Abstract
Idiopathic aplastic anemia (IAA) is mediated by cytotoxic T-cells directed toward unrecognized antigen(s) on hematopoietic stem and progenitor cells. B-cell directed therapies have not been effective in IAA suggesting autoantibodies do not drive the pathogenicity of the autoimmune destruction of progenitor cells. Nevertheless, antigens recognized by pathogenic T-cells are likely also recognized by antibodies and could be used to study targets of cellular autoimmunity in IAA or have diagnostic applications. When we applied high density protein and peptide arrays to screen sera of IAA patients for antibody reactivity, in addition to expected infectious antigens, (EBV, HPV, HCV) we found several interesting reactivities including DAF, GANP among others exclusively present in >10% of patients and absent in controls. Among self-antigens, anti-RNA polymerase III subunit A (POLR3A) showed the highest reactivity with up to four 12-mer peptides with 100% homology to POLR3A recognized by sera of selected patients and were not related to transfusion burden and history of autoimmune condition such as systemic sclerosis. Western blot provided confirmation of the specificity in index cases.1 The fact that POLR3A is a self-antigen recognized by autoantibodies in ~15% of patients with systemic sclerosis and other autoimmune conditions motivated us to examine this discovery further. POLR3A is involved in innate immunity against viral infections and loss of function genetic alterations have been described in certain forms of immunodeficiency characterized by impaired IFN-γ induction and increased susceptibility to viral infections. Herein we hypothesized this reactivity may be a marker of a maladaptive response to viral infection in the pathogenesis of IAA.
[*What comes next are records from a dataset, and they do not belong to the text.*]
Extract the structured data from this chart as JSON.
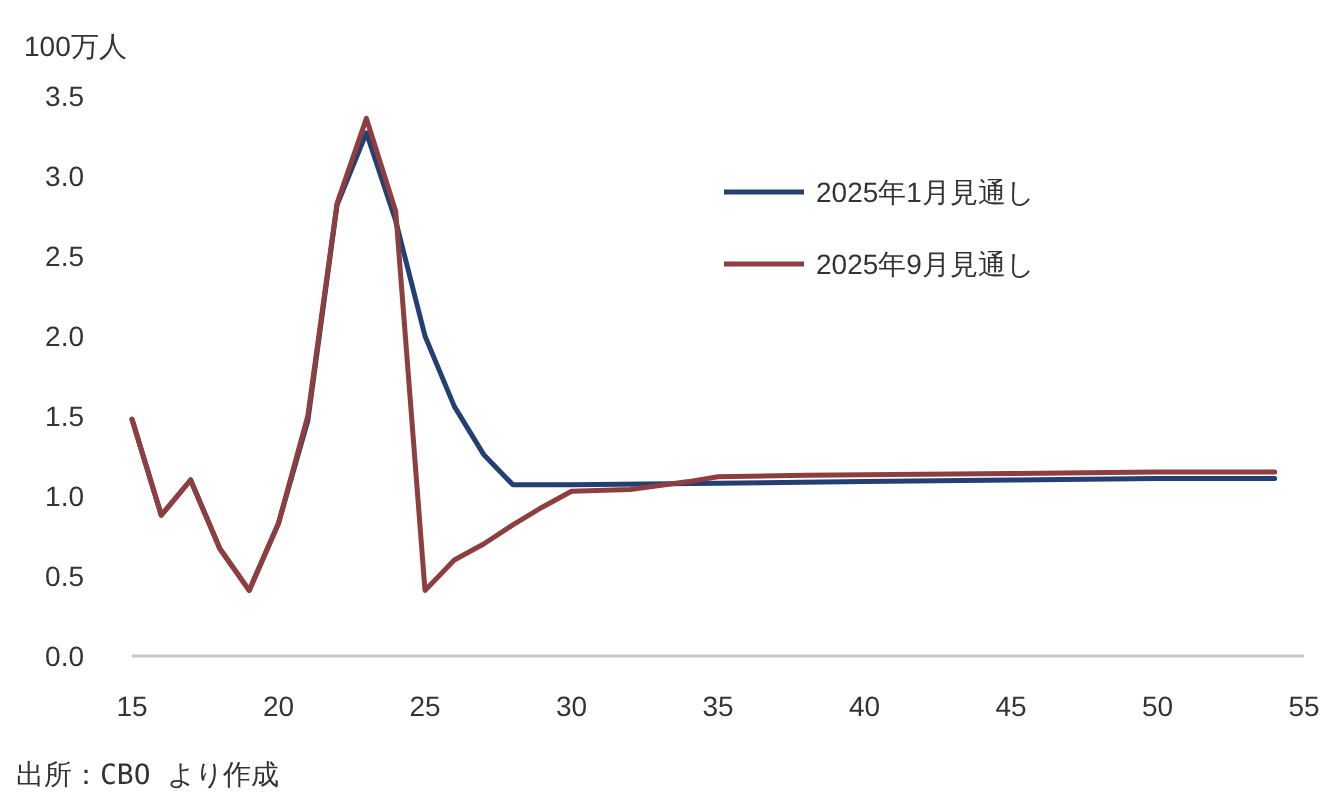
{
  "chart_data": {
    "type": "line",
    "ylabel": "100万人",
    "xlim": [
      15,
      55
    ],
    "xticks": [
      15,
      20,
      25,
      30,
      35,
      40,
      45,
      50,
      55
    ],
    "ylim": [
      0,
      3.5
    ],
    "yticks": [
      {
        "value": 0,
        "label": "0.0"
      },
      0.5,
      {
        "value": 1,
        "label": "1.0"
      },
      1.5,
      {
        "value": 2,
        "label": "2.0"
      },
      2.5,
      {
        "value": 3,
        "label": "3.0"
      },
      3.5
    ],
    "grid": false,
    "legend": "top right",
    "marker": "none",
    "line_style": "solid",
    "annotations": [
      "出所：CBO より作成"
    ],
    "series": [
      {
        "name": "2025年1月見通し",
        "color": "#243f73",
        "x": [
          15,
          16,
          17,
          18,
          19,
          20,
          21,
          22,
          23,
          24,
          25,
          26,
          27,
          28,
          30,
          35,
          40,
          45,
          50,
          54
        ],
        "values": [
          1.48,
          0.88,
          1.1,
          0.67,
          0.41,
          0.83,
          1.47,
          2.82,
          3.27,
          2.72,
          2.0,
          1.56,
          1.26,
          1.07,
          1.07,
          1.08,
          1.09,
          1.1,
          1.11,
          1.11
        ]
      },
      {
        "name": "2025年9月見通し",
        "color": "#8e3e3e",
        "x": [
          15,
          16,
          17,
          18,
          19,
          20,
          21,
          22,
          23,
          24,
          25,
          26,
          27,
          28,
          29,
          30,
          32,
          34,
          35,
          38,
          45,
          50,
          54
        ],
        "values": [
          1.48,
          0.88,
          1.1,
          0.67,
          0.41,
          0.83,
          1.5,
          2.83,
          3.36,
          2.78,
          0.41,
          0.6,
          0.7,
          0.82,
          0.93,
          1.03,
          1.04,
          1.09,
          1.12,
          1.13,
          1.14,
          1.15,
          1.15
        ]
      }
    ]
  }
}
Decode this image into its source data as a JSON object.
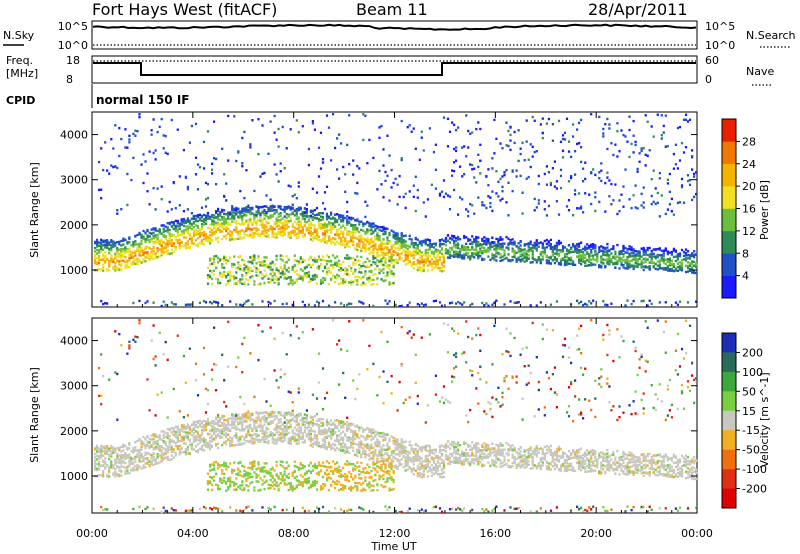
{
  "header": {
    "station": "Fort Hays West (fitACF)",
    "beam": "Beam 11",
    "date": "28/Apr/2011"
  },
  "noise_panel": {
    "left_label": "N.Sky",
    "right_label": "N.Search",
    "ticks_left": [
      "10^5",
      "10^0"
    ],
    "ticks_right": [
      "10^5",
      "10^0"
    ]
  },
  "freq_panel": {
    "left_label_1": "Freq.",
    "left_label_2": "[MHz]",
    "right_label": "Nave",
    "ticks_left": [
      "18",
      "8"
    ],
    "ticks_right": [
      "60",
      "0"
    ]
  },
  "cpid": {
    "label": "CPID",
    "value": "normal 150 IF"
  },
  "chart_data": [
    {
      "type": "heatmap",
      "title": "",
      "xlabel": "",
      "ylabel": "Slant Range [km]",
      "xlim": [
        "00:00",
        "24:00"
      ],
      "ylim": [
        180,
        4500
      ],
      "yticks": [
        "1000",
        "2000",
        "3000",
        "4000"
      ],
      "colorbar": {
        "label": "Power [dB]",
        "ticks": [
          "4",
          "8",
          "12",
          "16",
          "20",
          "24",
          "28"
        ],
        "levels": [
          0,
          4,
          8,
          12,
          16,
          20,
          24,
          28,
          32
        ],
        "colors": [
          "#1a1aff",
          "#2050c8",
          "#2e8b57",
          "#6cbf3a",
          "#f0e020",
          "#f5b400",
          "#f07800",
          "#e82000"
        ]
      },
      "regions": [
        {
          "name": "main-band",
          "t_start": 0.0,
          "t_end": 14.0,
          "range_km": [
            900,
            2300
          ],
          "level_db": 18
        },
        {
          "name": "lower-echo",
          "t_start": 4.5,
          "t_end": 12.0,
          "range_km": [
            700,
            1400
          ],
          "level_db": 14
        },
        {
          "name": "post-gap-band",
          "t_start": 14.0,
          "t_end": 24.0,
          "range_km": [
            1100,
            2100
          ],
          "level_db": 14
        },
        {
          "name": "high-scatter",
          "t_start": 0.3,
          "t_end": 24.0,
          "range_km": [
            2200,
            4500
          ],
          "level_db": 6
        }
      ]
    },
    {
      "type": "heatmap",
      "title": "",
      "xlabel": "Time UT",
      "ylabel": "Slant Range [km]",
      "xlim": [
        "00:00",
        "24:00"
      ],
      "ylim": [
        180,
        4500
      ],
      "xticks": [
        "00:00",
        "04:00",
        "08:00",
        "12:00",
        "16:00",
        "20:00",
        "00:00"
      ],
      "yticks": [
        "1000",
        "2000",
        "3000",
        "4000"
      ],
      "colorbar": {
        "label": "Velocity [m s^-1]",
        "ticks": [
          "200",
          "100",
          "50",
          "15",
          "-15",
          "-50",
          "-100",
          "-200"
        ],
        "colors": [
          "#1c2eb8",
          "#2a6a5a",
          "#3aa83a",
          "#78d040",
          "#c8c8c0",
          "#f0b020",
          "#f07010",
          "#e03010",
          "#e00000"
        ]
      },
      "regions": [
        {
          "name": "ground-scatter",
          "t_start": 0.0,
          "t_end": 24.0,
          "range_km": [
            1100,
            2300
          ],
          "velocity": 0
        },
        {
          "name": "green-echo",
          "t_start": 5.0,
          "t_end": 12.0,
          "range_km": [
            700,
            1400
          ],
          "velocity": 60
        },
        {
          "name": "orange-echo",
          "t_start": 9.0,
          "t_end": 12.0,
          "range_km": [
            750,
            1300
          ],
          "velocity": -60
        }
      ]
    }
  ]
}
We continued to explore the biological significance of our findings through patients who were seropositive for POLR3A and searched for signs of BMF or immune cytopenia. Of 4293 patients screened for POLR3A antibody during routine clinical workup, 486 tested positive. Among associated diagnoses, MCTD/overlap syndrome (371), scleroderma (257), and pulmonary fibrosis (114) were most common. In seropositive patients, anemia was documented in 44% vs 38% (p=0.01), thrombocytopenia in 9% vs 8%, and neutropenia in 5% in both groups. We expanded our initial array based screening of BMF patients by clinical grade ELISA. We screened a total of 204 patients (165 AA and AA/PNH, 39 PNH), and identified 66 seropositive patients: 36 patients with AA without PNH, 22 had AA/PNH and 8 with hemolytic PNH likely related to AA. In seropositive AA/PNH patients; compared to seronegative patients with the same spectrum of diseases, neutropenia (71% vs 49%, 45/66 vs 68/138, p=0.005) and pancytopenia 64% vs 42%, 42/66 vs 58/138, p=0.005) were more pronounced, while there was a trend towards anemia and thrombocytopenia (92% vs 84%, 62/66 vs 116/138, p=0.07). PNH clones were detected significantly more frequently in seropositive patients compared to seronegative patients (36.8% vs 23.8%, p=0.03). Screening of other BMF syndromes revealed 13 seropositive cases in: LGL (3/105), MDS/AML (2/15), CMML (1/4), PRCA (1/6), chronic cytopenia without additional diagnosis (6/12). Seropositive non-AA BMF patients were more likely to be thrombocytopenic and neutropenic than the seronegative counterparts (p=0.004).
When we assessed expression of POLR3A and other related RNA polymerases in AA, we found that 17/30 of POLR subunits were overexpressed in AA/PNH patients compared to healthy controls (POLR3A expression increased 17% compared to control, p<0.001. Expression in 27/36 patients above mean of controls), when normalized for myeloid vs lymphoid compartments.
In conclusion, while the pathogenic mechanism behind POLR3A seroreactivity in AA remains to be discovered, this serological marker links AA to other autoimmune diseases with cryptic pathogenesis. The physiological role of POLR3A in innate immunity against viral infections suggests that seropositivity in the context of BMF could be established during an acute fulminant or chronic viral infection without complete viral clearance. We plan to confirm any association of viral or other autoantigens with POLR3A seroreactivity in AA patients with temporal relation to disease onset or response to therapy to unravel more details about the phenotype of patients who present with humoral autoimmunity in AA.